Ad-Hoc Bioinformatics Analysis Project

Overview

This project tracks cases where AI-assisted gene review required computational analysis beyond standard database lookups to validate or refute annotations. These analyses demonstrate the value of integrating bioinformatics capabilities into the curation workflow.

The agentic AI system can:
- Write and execute Python code for sequence analysis
- Query structural databases (PDB, AlphaFold)
- Perform domain architecture analysis
- Compare sequences across species
- Validate active site residues

Source: Presented at Gene Ontology Consortium Meeting, October 2025, Cambridge UK. See ai4curation/ai-gene-review.

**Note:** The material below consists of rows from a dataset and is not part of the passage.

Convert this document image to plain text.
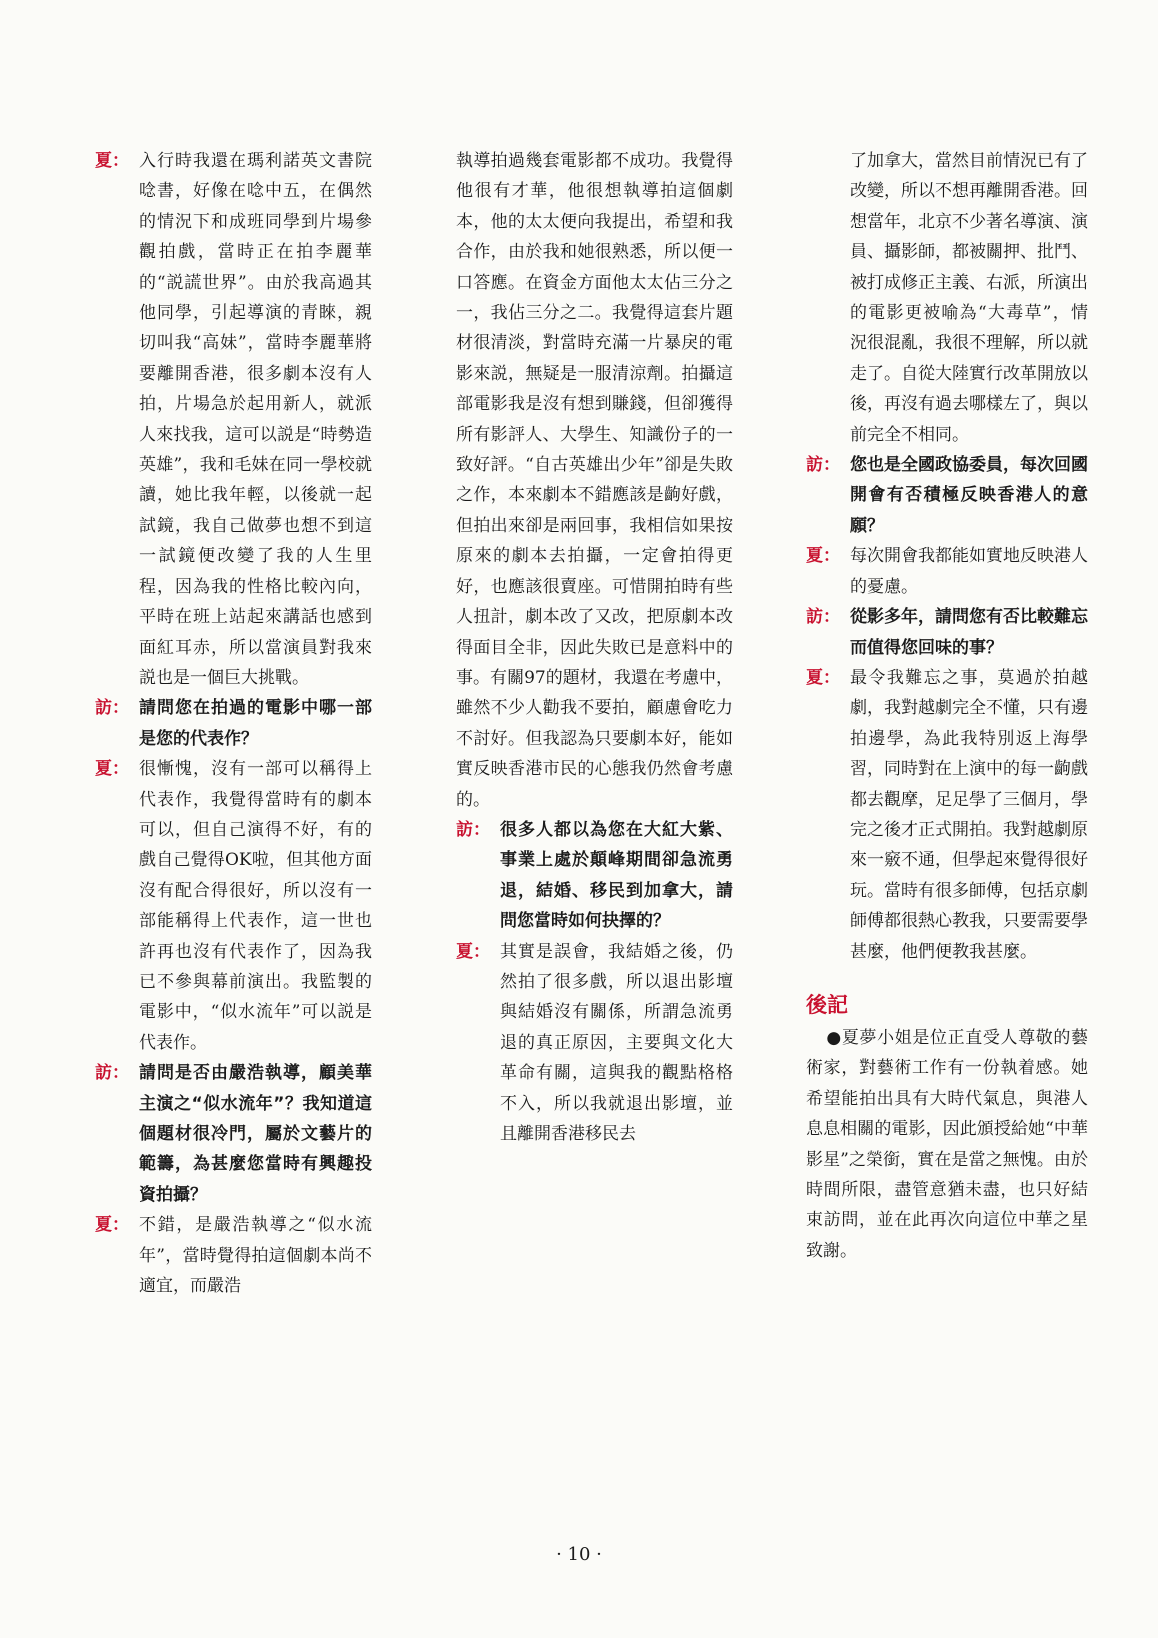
夏： 入行時我還在瑪利諾英文書院唸書，好像在唸中五，在偶然的情況下和成班同學到片場參觀拍戲，當時正在拍李麗華的“説謊世界”。由於我高過其他同學，引起導演的青睞，親切叫我“高妹”，當時李麗華將要離開香港，很多劇本沒有人拍，片場急於起用新人，就派人來找我，這可以説是“時勢造英雄”，我和毛妹在同一學校就讀，她比我年輕，以後就一起試鏡，我自己做夢也想不到這一試鏡便改變了我的人生里程，因為我的性格比較內向，平時在班上站起來講話也感到面紅耳赤，所以當演員對我來説也是一個巨大挑戰。
訪： 請問您在拍過的電影中哪一部是您的代表作？
夏： 很慚愧，沒有一部可以稱得上代表作，我覺得當時有的劇本可以，但自己演得不好，有的戲自己覺得OK啦，但其他方面沒有配合得很好，所以沒有一部能稱得上代表作，這一世也許再也沒有代表作了，因為我已不參與幕前演出。我監製的電影中，“似水流年”可以説是代表作。
訪： 請問是否由嚴浩執導，顧美華主演之“似水流年”？我知道這個題材很冷門，屬於文藝片的範籌，為甚麼您當時有興趣投資拍攝？
夏： 不錯，是嚴浩執導之“似水流年”，當時覺得拍這個劇本尚不適宜，而嚴浩
執導拍過幾套電影都不成功。我覺得他很有才華，他很想執導拍這個劇本，他的太太便向我提出，希望和我合作，由於我和她很熟悉，所以便一口答應。在資金方面他太太佔三分之一，我佔三分之二。我覺得這套片題材很清淡，對當時充滿一片暴戾的電影來説，無疑是一服清涼劑。拍攝這部電影我是沒有想到賺錢，但卻獲得所有影評人、大學生、知識份子的一致好評。“自古英雄出少年”卻是失敗之作，本來劇本不錯應該是齣好戲，但拍出來卻是兩回事，我相信如果按原來的劇本去拍攝，一定會拍得更好，也應該很賣座。可惜開拍時有些人扭計，劇本改了又改，把原劇本改得面目全非，因此失敗已是意料中的事。有關97的題材，我還在考慮中，雖然不少人勸我不要拍，顧慮會吃力不討好。但我認為只要劇本好，能如實反映香港市民的心態我仍然會考慮的。
訪： 很多人都以為您在大紅大紫、事業上處於顛峰期間卻急流勇退，結婚、移民到加拿大，請問您當時如何抉擇的？
夏： 其實是誤會，我結婚之後，仍然拍了很多戲，所以退出影壇與結婚沒有關係，所謂急流勇退的真正原因，主要與文化大革命有關，這與我的觀點格格不入，所以我就退出影壇，並且離開香港移民去
了加拿大，當然目前情況已有了改變，所以不想再離開香港。回想當年，北京不少著名導演、演員、攝影師，都被關押、批鬥、被打成修正主義、右派，所演出的電影更被喻為“大毒草”，情況很混亂，我很不理解，所以就走了。自從大陸實行改革開放以後，再沒有過去哪樣左了，與以前完全不相同。
訪： 您也是全國政協委員，每次回國開會有否積極反映香港人的意願？
夏： 每次開會我都能如實地反映港人的憂慮。
訪： 從影多年，請問您有否比較難忘而值得您回味的事？
夏： 最令我難忘之事，莫過於拍越劇，我對越劇完全不懂，只有邊拍邊學，為此我特別返上海學習，同時對在上演中的每一齣戲都去觀摩，足足學了三個月，學完之後才正式開拍。我對越劇原來一竅不通，但學起來覺得很好玩。當時有很多師傅，包括京劇師傅都很熱心教我，只要需要學甚麼，他們便教我甚麼。
後記
●夏夢小姐是位正直受人尊敬的藝術家，對藝術工作有一份執着感。她希望能拍出具有大時代氣息，與港人息息相關的電影，因此頒授給她“中華影星”之榮銜，實在是當之無愧。由於時間所限，盡管意猶未盡，也只好結束訪問，並在此再次向這位中華之星致謝。
· 10 ·
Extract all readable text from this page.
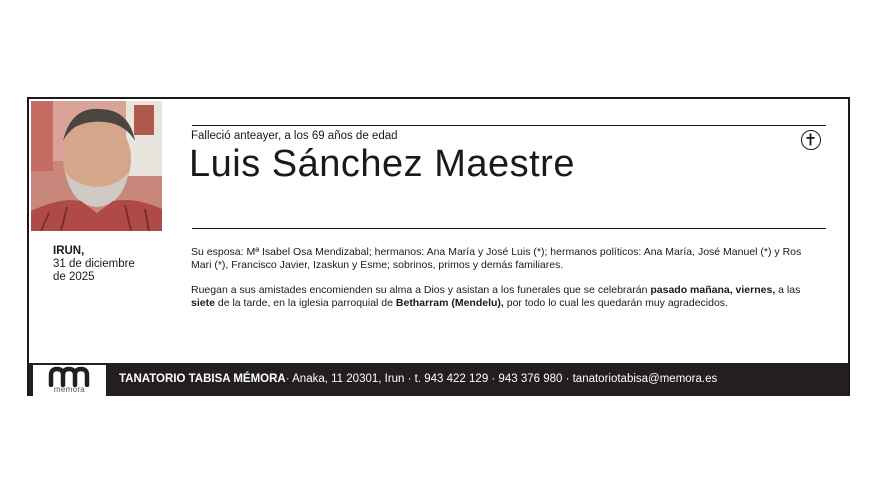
IRUN,
31 de diciembre
de 2025
Falleció anteayer, a los 69 años de edad
Luis Sánchez Maestre
Su esposa: Mª Isabel Osa Mendizabal; hermanos: Ana María y José Luis (*); hermanos políticos: Ana María, José Manuel (*) y Ros Mari (*), Francisco Javier, Izaskun y Esme; sobrinos, primos y demás familiares.
Ruegan a sus amistades encomienden su alma a Dios y asistan a los funerales que se celebrarán pasado mañana, viernes, a las siete de la tarde, en la iglesia parroquial de Betharram (Mendelu), por todo lo cual les quedarán muy agradecidos.
memora
TANATORIO TABISA MÉMORA· Anaka, 11 20301, Irun · t. 943 422 129 · 943 376 980 · tanatoriotabisa@memora.es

Categories of Bioinformatics Analysis

1. Active Site Validation

Purpose: Verify whether proteins with enzyme-like domains have conserved catalytic residues.

Example - Epe1 (S. pombe):
- JmjC domain suggests histone demethylase activity
- Analysis revealed: HVD instead of canonical HXD motif
- Missing Fe(II)-binding histidine residues
- Conclusion: Pseudo-enzyme lacking catalytic activity
- Location: genes/pombe/[Epe1](../../genes/SCHPO/Epe1/Epe1-ai-review.html)/Epe1-bioinformatics/

2. Domain Architecture Analysis

Purpose: Map protein domains and compare to characterized homologs.

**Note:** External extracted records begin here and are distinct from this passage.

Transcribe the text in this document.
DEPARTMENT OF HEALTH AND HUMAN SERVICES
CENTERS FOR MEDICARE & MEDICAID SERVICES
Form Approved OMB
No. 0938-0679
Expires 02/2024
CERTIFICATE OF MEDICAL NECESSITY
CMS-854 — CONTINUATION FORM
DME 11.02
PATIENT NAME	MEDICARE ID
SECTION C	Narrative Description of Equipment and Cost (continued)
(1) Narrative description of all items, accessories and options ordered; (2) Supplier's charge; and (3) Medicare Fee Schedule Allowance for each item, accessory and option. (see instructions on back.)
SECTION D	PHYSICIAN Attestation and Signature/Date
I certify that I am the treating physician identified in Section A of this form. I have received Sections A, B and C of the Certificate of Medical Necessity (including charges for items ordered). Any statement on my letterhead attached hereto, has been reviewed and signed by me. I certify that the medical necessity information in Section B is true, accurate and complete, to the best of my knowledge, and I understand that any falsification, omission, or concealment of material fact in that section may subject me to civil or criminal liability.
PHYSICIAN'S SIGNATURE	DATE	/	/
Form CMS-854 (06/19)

Example - AcrF8 (phage ZF40):
- Small 92-residue protein
- Analysis of protein-protein and protein-RNA interaction surfaces
- Structural comparison to other Type I-F anti-CRISPRs
- Conclusion: Unique dual-binding mechanism

3. Substrate Specificity Prediction

Purpose: Determine whether predicted enzymatic activity matches actual substrate.

Example - PHYKPL (human):
- Classified in aminotransferase III family
- Sequence analysis showed it functions as phospho-lyase
- Active site comparison to characterized family members
- Conclusion: Not a transaminase despite domain classification

4. Cofactor Binding Site Analysis

Purpose: Validate cofactor binding predictions.

Example - Epe1 JmjC domain:
- Fe(II) binding predicted from domain
- Analysis of metal coordination residues
- Comparison to active JmjC demethylases
- Conclusion: Cannot coordinate Fe(II) due to substitutions

5. Localization Signal Prediction

Purpose: Validate predicted localization based on signal sequences.

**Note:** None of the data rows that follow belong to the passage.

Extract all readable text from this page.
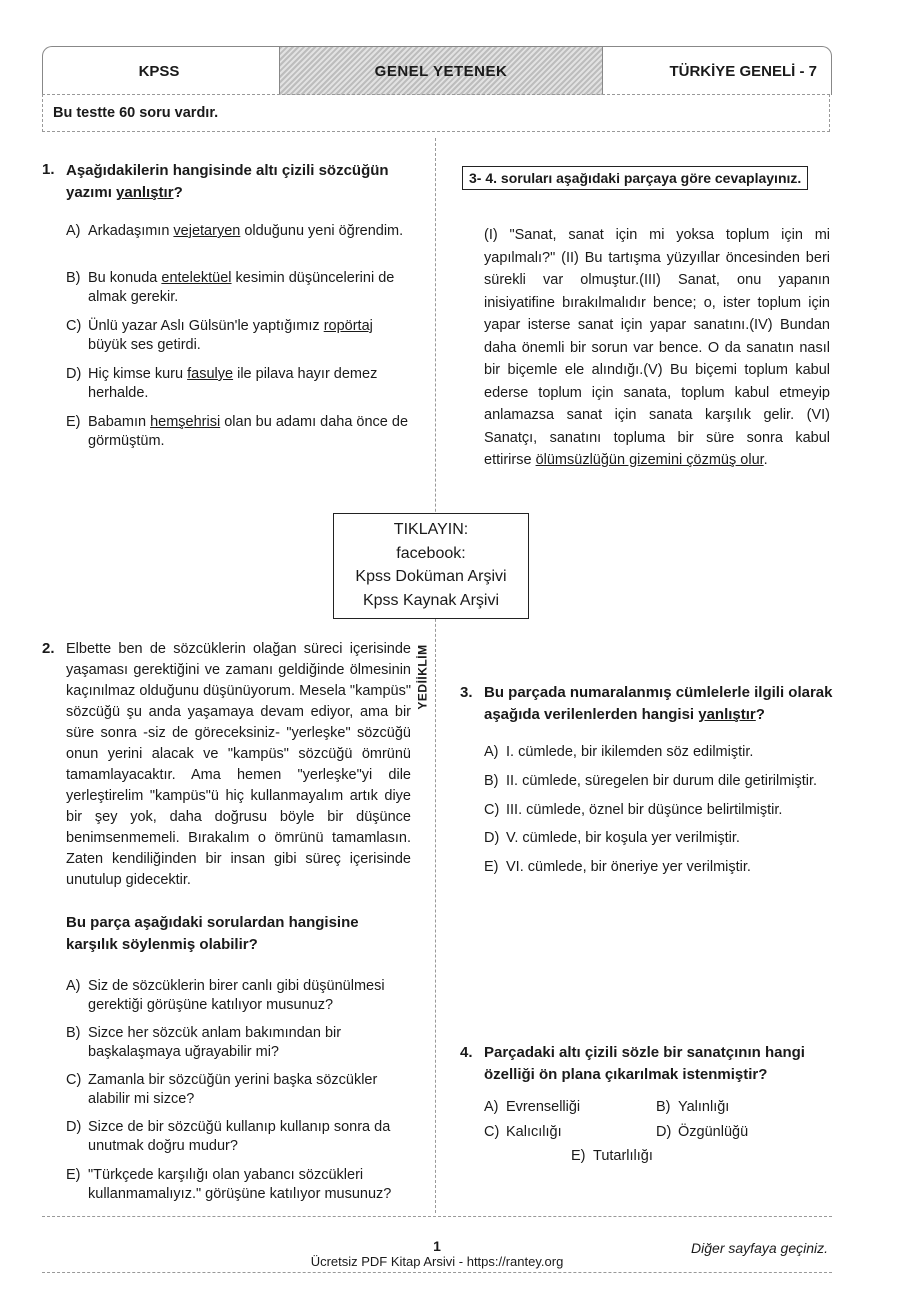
KPSS	GENEL YETENEK	TÜRKİYE GENELİ - 7
Bu testte 60 soru vardır.
1. Aşağıdakilerin hangisinde altı çizili sözcüğün yazımı yanlıştır?
A) Arkadaşımın vejetaryen olduğunu yeni öğrendim.
B) Bu konuda entelektüel kesimin düşüncelerini de almak gerekir.
C) Ünlü yazar Aslı Gülsün'le yaptığımız ropörtaj büyük ses getirdi.
D) Hiç kimse kuru fasulye ile pilava hayır demez herhalde.
E) Babamın hemşehrisi olan bu adamı daha önce de görmüştüm.
3- 4. soruları aşağıdaki parçaya göre cevaplayınız.
(I) "Sanat, sanat için mi yoksa toplum için mi yapılmalı?" (II) Bu tartışma yüzyıllar öncesinden beri sürekli var olmuştur.(III) Sanat, onu yapanın inisiyatifine bırakılmalıdır bence; o, ister toplum için yapar isterse sanat için yapar sanatını.(IV) Bundan daha önemli bir sorun var bence. O da sanatın nasıl bir biçemle ele alındığı.(V) Bu biçemi toplum kabul ederse toplum için sanata, toplum kabul etmeyip anlamazsa sanat için sanata karşılık gelir. (VI) Sanatçı, sanatını topluma bir süre sonra kabul ettirirse ölümsüzlüğün gizemini çözmüş olur.
TIKLAYIN:
facebook:
Kpss Doküman Arşivi
Kpss Kaynak Arşivi
YEDİİKLİM
2. Elbette ben de sözcüklerin olağan süreci içerisinde yaşaması gerektiğini ve zamanı geldiğinde ölmesinin kaçınılmaz olduğunu düşünüyorum. Mesela "kampüs" sözcüğü şu anda yaşamaya devam ediyor, ama bir süre sonra -siz de göreceksiniz- "yerleşke" sözcüğü onun yerini alacak ve "kampüs" sözcüğü ömrünü tamamlayacaktır. Ama hemen "yerleşke"yi dile yerleştirelim "kampüs"ü hiç kullanmayalım artık diye bir şey yok, daha doğrusu böyle bir düşünce benimsenmemeli. Bırakalım o ömrünü tamamlasın. Zaten kendiliğinden bir insan gibi süreç içerisinde unutulup gidecektir.
Bu parça aşağıdaki sorulardan hangisine karşılık söylenmiş olabilir?
A) Siz de sözcüklerin birer canlı gibi düşünülmesi gerektiği görüşüne katılıyor musunuz?
B) Sizce her sözcük anlam bakımından bir başkalaşmaya uğrayabilir mi?
C) Zamanla bir sözcüğün yerini başka sözcükler alabilir mi sizce?
D) Sizce de bir sözcüğü kullanıp kullanıp sonra da unutmak doğru mudur?
E) "Türkçede karşılığı olan yabancı sözcükleri kullanmamalıyız." görüşüne katılıyor musunuz?
3. Bu parçada numaralanmış cümlelerle ilgili olarak aşağıda verilenlerden hangisi yanlıştır?
A) I. cümlede, bir ikilemden söz edilmiştir.
B) II. cümlede, süregelen bir durum dile getirilmiştir.
C) III. cümlede, öznel bir düşünce belirtilmiştir.
D) V. cümlede, bir koşula yer verilmiştir.
E) VI. cümlede, bir öneriye yer verilmiştir.
4. Parçadaki altı çizili sözle bir sanatçının hangi özelliği ön plana çıkarılmak istenmiştir?
A) Evrenselliği	B) Yalınlığı
C) Kalıcılığı	D) Özgünlüğü
E) Tutarlılığı
1
Ücretsiz PDF Kitap Arsivi - https://rantey.org
Diğer sayfaya geçiniz.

Example - LPL1 (C. albicans):
- Predicted transmembrane domain (residues 286-306)
- Analysis suggests hydrophobic region for lipid droplet association
- Conclusion: Not a membrane protein; lipid droplet localized

Genes with Bioinformatics Analyses

Gene Species Analysis Type Key Finding Status
Epe1 pombe Active site, cofactor binding Pseudo-demethylase, no Fe(II) binding COMPLETE
AcrF8 BPZF4 Domain architecture, structure Dual protein-RNA binding mechanism COMPLETE
PHYKPL human Substrate specificity Phospho-lyase, not transaminase COMPLETE
LPL1 CANAL Localization signals Lipid droplet, not membrane COMPLETE

Analysis Resources

Bioinformatics Folders

Each gene with computational analysis has a dedicated folder:

genes/<species>/<gene>/<gene>-bioinformatics/
├── RESULTS.md           # Summary of findings
├── *.py                 # Analysis scripts
├── data/                # Input data
└── results/             # Output files

Common Tools Used

Best Practices

  1. Reproducibility: All analyses should be scripted, not manual
  2. Documentation: RESULTS.md summarizes key findings
  3. Citations: Reference bioinformatics results in annotations
  4. Limitations: Acknowledge when analysis is inconclusive

When to Perform Bioinformatics Analysis

Consider computational analysis when:
- Domain-based predictions conflict with literature
- Active site conservation is questioned
- Substrate specificity is ambiguous
- Localization predictions seem inconsistent
- Pseudo-enzyme status is suspected


STATUS

Completed Analyses

Bioinformatics Folders

Last updated: 2026-01-22

NOTES

2026-01-22

Project Creation

Documented cases where ad-hoc bioinformatics resolved annotation ambiguities.

Key Insight: The most valuable bioinformatics application is active site validation for enzymes. Many proteins are annotated with enzymatic activity based on domain presence (IEA), but lack conserved catalytic residues.

Epe1 Example:
- JmjC domain → 7 enzymatic activity annotations
- Active site analysis → HVD instead of HXD, no Fe(II) binding
- Result: All 7 enzymatic annotations marked REMOVE

This demonstrates how computational analysis can systematically identify pseudo-enzymes and prevent annotation errors from propagating.